By Peter Norlin. As a student of organizations for over 30 years, and as a consultant who helps people co-create “productive workplaces” (the title of a powerful book by Marvin Weisbord), I’ve spent my professional life thinking about how people learn and change, especially at work. In an effort to define and talk about my own work more precisely over the years, when people ask me about my field, organization development (OD), I now tend to tell them that “OD is the design and facilitation of work processes that help people reach their necessary future.”
Unfortunately for us, one of the unresolved dilemmas OD practitioners have confronted ever since the field emerged as an applied behavioral science in the late 1940’s is agreeing collectively on what we do and how we do it. Because we’re a hybrid discipline, with roots in psychology, sociology, adult learning, business, education, and anthropology, we do tend to agree that we’re focused on the “human side of enterprise” (as an early text described our playing field), and after that, we typically find ourselves splintering into niches, and activities, and frameworks that keep us arguing late into the night.

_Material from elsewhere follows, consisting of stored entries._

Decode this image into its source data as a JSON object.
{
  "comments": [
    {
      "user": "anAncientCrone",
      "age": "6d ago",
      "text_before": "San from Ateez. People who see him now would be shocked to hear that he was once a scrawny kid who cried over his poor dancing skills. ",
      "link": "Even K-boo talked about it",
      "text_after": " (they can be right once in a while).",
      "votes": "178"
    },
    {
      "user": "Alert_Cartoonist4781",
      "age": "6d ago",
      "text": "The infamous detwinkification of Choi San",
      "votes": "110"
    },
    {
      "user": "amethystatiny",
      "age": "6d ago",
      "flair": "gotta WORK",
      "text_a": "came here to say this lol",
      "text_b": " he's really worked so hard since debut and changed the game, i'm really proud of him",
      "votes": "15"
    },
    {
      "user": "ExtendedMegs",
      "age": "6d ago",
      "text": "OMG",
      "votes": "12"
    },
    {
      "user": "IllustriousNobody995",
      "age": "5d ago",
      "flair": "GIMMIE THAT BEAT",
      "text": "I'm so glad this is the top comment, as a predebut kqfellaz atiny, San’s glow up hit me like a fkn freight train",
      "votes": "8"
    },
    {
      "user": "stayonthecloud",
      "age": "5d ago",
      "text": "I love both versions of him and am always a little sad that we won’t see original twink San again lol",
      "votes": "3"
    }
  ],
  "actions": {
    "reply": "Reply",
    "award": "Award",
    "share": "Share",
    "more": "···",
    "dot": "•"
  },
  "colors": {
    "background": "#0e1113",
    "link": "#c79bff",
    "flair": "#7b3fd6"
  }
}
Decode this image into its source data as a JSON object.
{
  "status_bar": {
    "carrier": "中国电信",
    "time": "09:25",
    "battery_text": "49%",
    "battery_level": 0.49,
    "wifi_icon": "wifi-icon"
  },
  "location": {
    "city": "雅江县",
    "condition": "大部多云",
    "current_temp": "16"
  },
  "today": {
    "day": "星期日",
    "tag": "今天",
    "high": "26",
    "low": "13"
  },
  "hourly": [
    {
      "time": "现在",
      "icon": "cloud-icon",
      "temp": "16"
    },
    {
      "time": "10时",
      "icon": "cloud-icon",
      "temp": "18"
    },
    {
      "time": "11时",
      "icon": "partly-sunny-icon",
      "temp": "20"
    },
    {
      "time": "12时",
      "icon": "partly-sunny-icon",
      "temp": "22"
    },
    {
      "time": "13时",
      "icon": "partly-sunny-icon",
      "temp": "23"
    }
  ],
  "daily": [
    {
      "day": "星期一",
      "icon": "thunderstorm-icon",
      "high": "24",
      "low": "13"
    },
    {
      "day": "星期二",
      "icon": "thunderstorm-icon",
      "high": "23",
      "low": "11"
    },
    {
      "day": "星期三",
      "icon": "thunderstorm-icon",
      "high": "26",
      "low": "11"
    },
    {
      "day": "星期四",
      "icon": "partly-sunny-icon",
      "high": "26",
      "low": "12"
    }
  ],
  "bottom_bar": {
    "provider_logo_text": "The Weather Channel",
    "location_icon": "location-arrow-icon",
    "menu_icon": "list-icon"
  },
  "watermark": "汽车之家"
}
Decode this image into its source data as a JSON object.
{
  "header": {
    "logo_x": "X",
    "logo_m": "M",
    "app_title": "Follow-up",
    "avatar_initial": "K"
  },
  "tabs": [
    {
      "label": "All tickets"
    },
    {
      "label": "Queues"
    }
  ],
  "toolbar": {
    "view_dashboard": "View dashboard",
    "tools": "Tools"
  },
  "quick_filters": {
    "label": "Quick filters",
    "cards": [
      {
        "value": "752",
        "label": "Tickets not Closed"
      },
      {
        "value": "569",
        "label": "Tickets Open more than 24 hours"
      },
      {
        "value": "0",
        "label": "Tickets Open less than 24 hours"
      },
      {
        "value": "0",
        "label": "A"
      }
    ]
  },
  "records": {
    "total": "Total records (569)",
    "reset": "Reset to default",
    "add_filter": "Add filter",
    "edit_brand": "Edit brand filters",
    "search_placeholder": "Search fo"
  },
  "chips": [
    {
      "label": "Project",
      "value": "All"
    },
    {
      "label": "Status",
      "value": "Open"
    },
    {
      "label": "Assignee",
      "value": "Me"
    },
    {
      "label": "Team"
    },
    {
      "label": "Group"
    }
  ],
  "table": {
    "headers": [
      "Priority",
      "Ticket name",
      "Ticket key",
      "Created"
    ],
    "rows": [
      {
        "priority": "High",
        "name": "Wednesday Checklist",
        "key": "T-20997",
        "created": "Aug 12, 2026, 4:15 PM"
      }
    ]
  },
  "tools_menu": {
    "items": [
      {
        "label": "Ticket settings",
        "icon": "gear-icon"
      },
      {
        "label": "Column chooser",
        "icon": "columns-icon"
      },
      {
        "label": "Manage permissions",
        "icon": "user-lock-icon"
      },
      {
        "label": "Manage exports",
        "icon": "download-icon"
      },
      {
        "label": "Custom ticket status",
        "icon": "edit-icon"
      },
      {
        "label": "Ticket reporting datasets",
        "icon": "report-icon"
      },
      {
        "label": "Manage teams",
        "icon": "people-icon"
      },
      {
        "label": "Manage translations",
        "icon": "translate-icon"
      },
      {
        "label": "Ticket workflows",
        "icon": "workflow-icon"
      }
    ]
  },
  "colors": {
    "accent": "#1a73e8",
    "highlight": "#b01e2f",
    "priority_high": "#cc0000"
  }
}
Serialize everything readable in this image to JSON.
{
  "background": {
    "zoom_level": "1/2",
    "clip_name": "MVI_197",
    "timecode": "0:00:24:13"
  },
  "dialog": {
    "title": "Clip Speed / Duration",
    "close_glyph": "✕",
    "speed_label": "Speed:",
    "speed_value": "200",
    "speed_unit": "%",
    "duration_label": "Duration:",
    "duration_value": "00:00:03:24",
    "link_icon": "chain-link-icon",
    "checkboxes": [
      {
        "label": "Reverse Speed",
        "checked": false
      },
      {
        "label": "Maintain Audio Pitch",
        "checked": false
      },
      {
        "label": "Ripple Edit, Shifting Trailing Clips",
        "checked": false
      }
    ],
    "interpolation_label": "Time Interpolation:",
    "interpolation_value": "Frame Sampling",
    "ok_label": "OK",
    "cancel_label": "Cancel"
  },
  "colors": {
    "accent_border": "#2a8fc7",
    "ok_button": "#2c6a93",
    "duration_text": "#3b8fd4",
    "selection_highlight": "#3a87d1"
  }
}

No matter how we each frame our assignment as consultants, however, and whether or not we identify it as a core competency, all OD consultants are required to work as designers. Sometimes, of course, we may be asked explicitly to create an “organization design,” a formal structure that determines specific relationships between departments and roles, but in fact we’re always designing, since we’re always devising activities—processes—to help individuals, groups, and organizations learn and change in precise, desired ways. So one of the exciting opportunities that we’ll be able to explore on this blog is how to establish and develop a partnership between our two communities—design and organization development—each of which has an important perspective to share on the design of innovative organization cultures, and whose synergy has the potential, I’m convinced, to build an important, new foundation for meta-innovation, that is, a more innovative way to create innovative organizational environments, especially in business settings.
Let me begin our conversation by proposing a way to think about the relationship between design and “cultures of innovation” that is based on my experience and a personal, strongly-held assumption: namely, that we can’t design and create organization cultures directly. (If anyone is interested in reading a particularly cogent, persuasive definition and illustration of “organization culture,” I’d direct you to the work of Edgar Schein, in his book Organizational Culture and Leadership).
Because culture (i.e., “the way we do things around here”) is transmitted and expressed as behavior, the critical question becomes, can we “design” behavior? And based on our experience in the field of OD, the answer is “yes.” Below, in fact, is the roadmap of that particular design process. It charts the sequence of progressively-unfolding outcomes that does, in my experience, eventually lead us from design to innovation:
design > structures > behaviors > culture > innovation > necessary future
Why include the “necessary future?”
When designing processes that will guide people through learning and change, everything depends on knowing where we’re headed, and where we want to end up. If you’re familiar with current “organization speak,” then you’ve probably heard this referred to as a “vision” of the future. These days, I tend to label this endpoint the “necessary future,” which is another name for “the future we’ve decided we must have.” In the pathway I’ve outlined above, we’ve specified a necessary future that’s infused with innovation, which is, in turn, the outgrowth of a culture that is creating it.
What are we designing?
In subsequent posts, I’ll be talking with you in greater detail about the implications and design possibilities embedded in this proposed framework. The core nugget here? If we know what messages and expectations that we want the culture of our organization to drive and express—in this case, promoting innovation—then we must first decide what behaviors will create that culture, so that we can then design the organization structures that will determine those behaviors. This strategy is based on a basic law of systems thinking (i.e., “structure determines behavior”), and so the design challenge, when we seek to influence human behavior, is determining how to introduce, refine, or change those specific organization structures that will invite people to act in ways that will then lead them to produce the outcomes they want.
So, along the way, I’ll be illustrating how we might approach the challenge of designing “innovation cultures” by reviewing some key principles that OD professionals use to design organization structures and processes that encourage people to change their behavior in ethical, reliable ways. I’m looking forward to an energizing dialogue.